To send a transaction, a wallet uses its private key to sign a digital message requesting a change in balance which it then sends to the network of computers maintaining the blockchain. Because the private key is mathematically linked to the public key that owns the balance on the blockchain, this message proves to the network that the sender of the transaction is the true owner of the balance and the requested change in balance is valid. Once a wallet creates a message requesting to change their balance, the message is broadcast across the network of computers maintaining the blockchain and the blockchain updates to reflect the changes (subtracted value from one account, added value to another).

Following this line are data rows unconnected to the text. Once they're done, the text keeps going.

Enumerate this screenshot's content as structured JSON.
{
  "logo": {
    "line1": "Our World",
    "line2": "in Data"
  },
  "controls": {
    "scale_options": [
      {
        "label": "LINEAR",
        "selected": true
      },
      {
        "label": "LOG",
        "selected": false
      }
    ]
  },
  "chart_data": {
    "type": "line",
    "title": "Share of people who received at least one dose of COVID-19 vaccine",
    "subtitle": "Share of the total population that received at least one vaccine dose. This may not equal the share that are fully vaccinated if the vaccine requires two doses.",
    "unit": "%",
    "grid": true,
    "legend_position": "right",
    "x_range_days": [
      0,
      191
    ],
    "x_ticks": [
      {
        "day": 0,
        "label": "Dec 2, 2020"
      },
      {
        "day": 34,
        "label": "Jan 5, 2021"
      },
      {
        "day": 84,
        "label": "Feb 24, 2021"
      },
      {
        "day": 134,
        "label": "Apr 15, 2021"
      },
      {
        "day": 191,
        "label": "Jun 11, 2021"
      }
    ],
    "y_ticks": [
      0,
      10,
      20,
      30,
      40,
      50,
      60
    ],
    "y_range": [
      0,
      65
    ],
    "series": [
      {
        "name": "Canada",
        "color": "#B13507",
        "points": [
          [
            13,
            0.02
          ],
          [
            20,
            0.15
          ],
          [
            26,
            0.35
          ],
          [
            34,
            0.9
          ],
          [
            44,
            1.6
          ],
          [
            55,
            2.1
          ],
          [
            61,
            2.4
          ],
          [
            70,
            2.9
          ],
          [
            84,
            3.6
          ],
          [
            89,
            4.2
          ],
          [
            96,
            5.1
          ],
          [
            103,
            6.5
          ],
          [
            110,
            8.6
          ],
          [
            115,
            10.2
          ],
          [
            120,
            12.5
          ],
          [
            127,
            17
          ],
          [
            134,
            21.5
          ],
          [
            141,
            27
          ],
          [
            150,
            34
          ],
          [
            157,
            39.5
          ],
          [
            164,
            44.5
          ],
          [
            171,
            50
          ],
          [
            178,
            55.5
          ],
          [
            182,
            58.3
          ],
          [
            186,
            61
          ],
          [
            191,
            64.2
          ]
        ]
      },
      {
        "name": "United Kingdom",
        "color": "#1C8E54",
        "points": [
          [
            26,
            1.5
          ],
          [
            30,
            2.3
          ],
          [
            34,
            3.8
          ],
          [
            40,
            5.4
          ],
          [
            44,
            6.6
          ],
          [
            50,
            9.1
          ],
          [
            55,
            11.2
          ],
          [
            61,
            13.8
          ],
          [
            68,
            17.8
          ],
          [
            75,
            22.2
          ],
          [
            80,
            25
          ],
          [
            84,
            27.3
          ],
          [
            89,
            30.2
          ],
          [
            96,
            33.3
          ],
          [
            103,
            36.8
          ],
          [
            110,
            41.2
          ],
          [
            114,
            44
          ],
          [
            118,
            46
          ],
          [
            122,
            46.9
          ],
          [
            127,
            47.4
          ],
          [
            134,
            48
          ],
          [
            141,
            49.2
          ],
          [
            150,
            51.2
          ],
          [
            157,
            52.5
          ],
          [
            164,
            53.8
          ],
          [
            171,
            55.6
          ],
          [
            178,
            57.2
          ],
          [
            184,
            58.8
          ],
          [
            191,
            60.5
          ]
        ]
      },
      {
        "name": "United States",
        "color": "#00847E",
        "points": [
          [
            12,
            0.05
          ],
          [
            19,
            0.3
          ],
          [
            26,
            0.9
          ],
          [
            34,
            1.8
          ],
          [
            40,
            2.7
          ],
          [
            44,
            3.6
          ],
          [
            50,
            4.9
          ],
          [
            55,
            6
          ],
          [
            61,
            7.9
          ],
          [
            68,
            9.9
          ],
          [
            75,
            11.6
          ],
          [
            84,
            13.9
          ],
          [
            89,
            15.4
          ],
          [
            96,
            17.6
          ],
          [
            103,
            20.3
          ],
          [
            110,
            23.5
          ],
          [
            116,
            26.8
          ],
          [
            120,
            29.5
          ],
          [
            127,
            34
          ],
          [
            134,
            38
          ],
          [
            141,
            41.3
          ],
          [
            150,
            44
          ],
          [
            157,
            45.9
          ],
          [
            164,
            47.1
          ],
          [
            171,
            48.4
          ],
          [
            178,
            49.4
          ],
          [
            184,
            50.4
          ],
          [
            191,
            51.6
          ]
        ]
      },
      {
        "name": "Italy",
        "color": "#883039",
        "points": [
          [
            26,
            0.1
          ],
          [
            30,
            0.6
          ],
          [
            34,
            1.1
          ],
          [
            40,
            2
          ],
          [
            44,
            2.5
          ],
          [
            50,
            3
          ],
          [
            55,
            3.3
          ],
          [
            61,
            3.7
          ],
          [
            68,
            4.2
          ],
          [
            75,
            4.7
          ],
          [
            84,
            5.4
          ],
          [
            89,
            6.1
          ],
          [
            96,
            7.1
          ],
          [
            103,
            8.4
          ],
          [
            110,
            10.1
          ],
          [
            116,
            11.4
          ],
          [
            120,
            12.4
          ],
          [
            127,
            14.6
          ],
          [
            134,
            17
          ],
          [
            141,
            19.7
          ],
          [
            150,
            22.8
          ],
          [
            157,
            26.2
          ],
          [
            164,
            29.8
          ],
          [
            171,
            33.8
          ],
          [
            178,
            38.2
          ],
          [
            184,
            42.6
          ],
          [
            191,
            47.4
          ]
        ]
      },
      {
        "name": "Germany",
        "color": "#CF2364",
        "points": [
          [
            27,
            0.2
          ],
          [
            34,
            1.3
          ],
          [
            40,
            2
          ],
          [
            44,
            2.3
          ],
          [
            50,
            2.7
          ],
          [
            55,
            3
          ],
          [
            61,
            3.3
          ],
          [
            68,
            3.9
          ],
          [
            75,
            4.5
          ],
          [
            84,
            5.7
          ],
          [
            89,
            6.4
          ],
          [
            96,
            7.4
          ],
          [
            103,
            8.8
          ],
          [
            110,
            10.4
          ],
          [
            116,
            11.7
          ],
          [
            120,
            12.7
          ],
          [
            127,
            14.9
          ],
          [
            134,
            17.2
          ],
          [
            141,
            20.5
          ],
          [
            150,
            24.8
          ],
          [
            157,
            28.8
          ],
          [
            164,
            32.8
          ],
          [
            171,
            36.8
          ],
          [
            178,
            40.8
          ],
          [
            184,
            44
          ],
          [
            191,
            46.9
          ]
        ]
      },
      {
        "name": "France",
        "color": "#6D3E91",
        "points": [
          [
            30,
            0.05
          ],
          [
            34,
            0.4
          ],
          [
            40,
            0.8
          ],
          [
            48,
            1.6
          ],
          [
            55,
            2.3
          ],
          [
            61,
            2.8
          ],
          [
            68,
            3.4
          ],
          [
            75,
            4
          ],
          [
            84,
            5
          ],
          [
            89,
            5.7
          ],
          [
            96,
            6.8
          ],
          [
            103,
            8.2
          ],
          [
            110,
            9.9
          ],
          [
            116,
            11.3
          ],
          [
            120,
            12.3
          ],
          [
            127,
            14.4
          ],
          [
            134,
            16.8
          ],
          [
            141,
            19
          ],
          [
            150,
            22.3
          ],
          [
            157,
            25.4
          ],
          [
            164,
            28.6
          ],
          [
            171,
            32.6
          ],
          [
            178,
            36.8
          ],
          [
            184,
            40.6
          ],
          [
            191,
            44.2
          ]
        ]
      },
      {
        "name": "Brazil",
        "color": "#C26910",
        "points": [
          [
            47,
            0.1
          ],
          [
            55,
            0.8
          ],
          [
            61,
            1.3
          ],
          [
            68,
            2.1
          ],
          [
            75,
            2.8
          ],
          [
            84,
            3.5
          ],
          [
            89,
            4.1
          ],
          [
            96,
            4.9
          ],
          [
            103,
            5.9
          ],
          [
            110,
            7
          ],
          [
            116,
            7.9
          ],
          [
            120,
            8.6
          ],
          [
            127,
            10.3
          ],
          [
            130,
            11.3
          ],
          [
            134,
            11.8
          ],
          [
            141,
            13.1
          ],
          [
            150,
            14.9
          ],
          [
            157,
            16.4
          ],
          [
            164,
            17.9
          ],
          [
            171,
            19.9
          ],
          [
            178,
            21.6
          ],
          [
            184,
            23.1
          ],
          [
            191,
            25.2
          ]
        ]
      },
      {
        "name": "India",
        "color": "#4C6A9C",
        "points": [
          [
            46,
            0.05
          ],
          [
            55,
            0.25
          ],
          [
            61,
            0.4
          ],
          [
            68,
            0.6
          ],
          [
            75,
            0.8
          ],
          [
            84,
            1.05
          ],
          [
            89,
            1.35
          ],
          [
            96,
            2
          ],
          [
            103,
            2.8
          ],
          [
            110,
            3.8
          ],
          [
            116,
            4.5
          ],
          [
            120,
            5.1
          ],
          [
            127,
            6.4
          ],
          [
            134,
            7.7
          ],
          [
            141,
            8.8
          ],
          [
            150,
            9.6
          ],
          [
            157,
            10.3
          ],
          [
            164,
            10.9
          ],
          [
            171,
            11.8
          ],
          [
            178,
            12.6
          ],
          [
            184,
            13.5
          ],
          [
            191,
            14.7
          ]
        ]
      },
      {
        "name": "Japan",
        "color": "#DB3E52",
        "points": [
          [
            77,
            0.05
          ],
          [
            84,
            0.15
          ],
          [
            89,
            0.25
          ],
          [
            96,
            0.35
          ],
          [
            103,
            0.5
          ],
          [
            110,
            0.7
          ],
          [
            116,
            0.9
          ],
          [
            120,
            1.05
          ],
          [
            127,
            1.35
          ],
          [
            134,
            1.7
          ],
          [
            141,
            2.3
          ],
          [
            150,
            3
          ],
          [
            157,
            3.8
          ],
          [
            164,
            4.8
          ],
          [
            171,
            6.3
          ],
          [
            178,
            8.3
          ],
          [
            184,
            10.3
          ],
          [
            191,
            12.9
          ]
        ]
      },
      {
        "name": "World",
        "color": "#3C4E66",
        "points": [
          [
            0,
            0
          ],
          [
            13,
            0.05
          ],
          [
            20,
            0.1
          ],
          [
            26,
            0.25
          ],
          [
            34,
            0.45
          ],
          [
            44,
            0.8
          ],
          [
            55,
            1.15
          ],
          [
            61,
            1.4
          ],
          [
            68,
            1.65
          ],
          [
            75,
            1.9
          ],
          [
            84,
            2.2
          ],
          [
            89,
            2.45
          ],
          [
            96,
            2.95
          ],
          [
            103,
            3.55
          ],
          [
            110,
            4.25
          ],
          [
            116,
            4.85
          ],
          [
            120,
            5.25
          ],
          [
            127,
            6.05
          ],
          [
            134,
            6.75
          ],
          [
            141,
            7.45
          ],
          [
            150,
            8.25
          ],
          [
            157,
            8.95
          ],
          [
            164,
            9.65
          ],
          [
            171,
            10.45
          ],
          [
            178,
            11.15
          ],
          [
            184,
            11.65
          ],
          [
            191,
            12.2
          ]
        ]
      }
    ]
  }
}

Through this function of using a private key to generate public accounts and sign unique messages about desired changes to the balance of these public accounts, a cryptoasset wallet allows users to effectively store, send and receive cryptoassets. In reality, however, the only thing “stored” in the wallet software is the private key and the function of the wallet is to write public messages that mathematically prove that the writer of these messages owns the private key. The math involved in this process is known as asymmetric encryption.
The Web, also known as the World Wide Web is a protocol layer built on top of the Internet. People use the Internet without the Web so rarely that the two have become almost synonymous. The web employs several protocols in order to display content to its users. You are on the Web any time you use a web browser (Safari, Google Chrome, Mozilla Firefox, Opera, Brave Browser) and visit a web site. The web uses the base layer protocol of the Internet and builds on top of it using another protocol known as the hyper text transfer protocol, which you may know as HTTP. Internet Protocol transfers the raw data and then HTTP turns it into readable content that can be viewed in a web browser.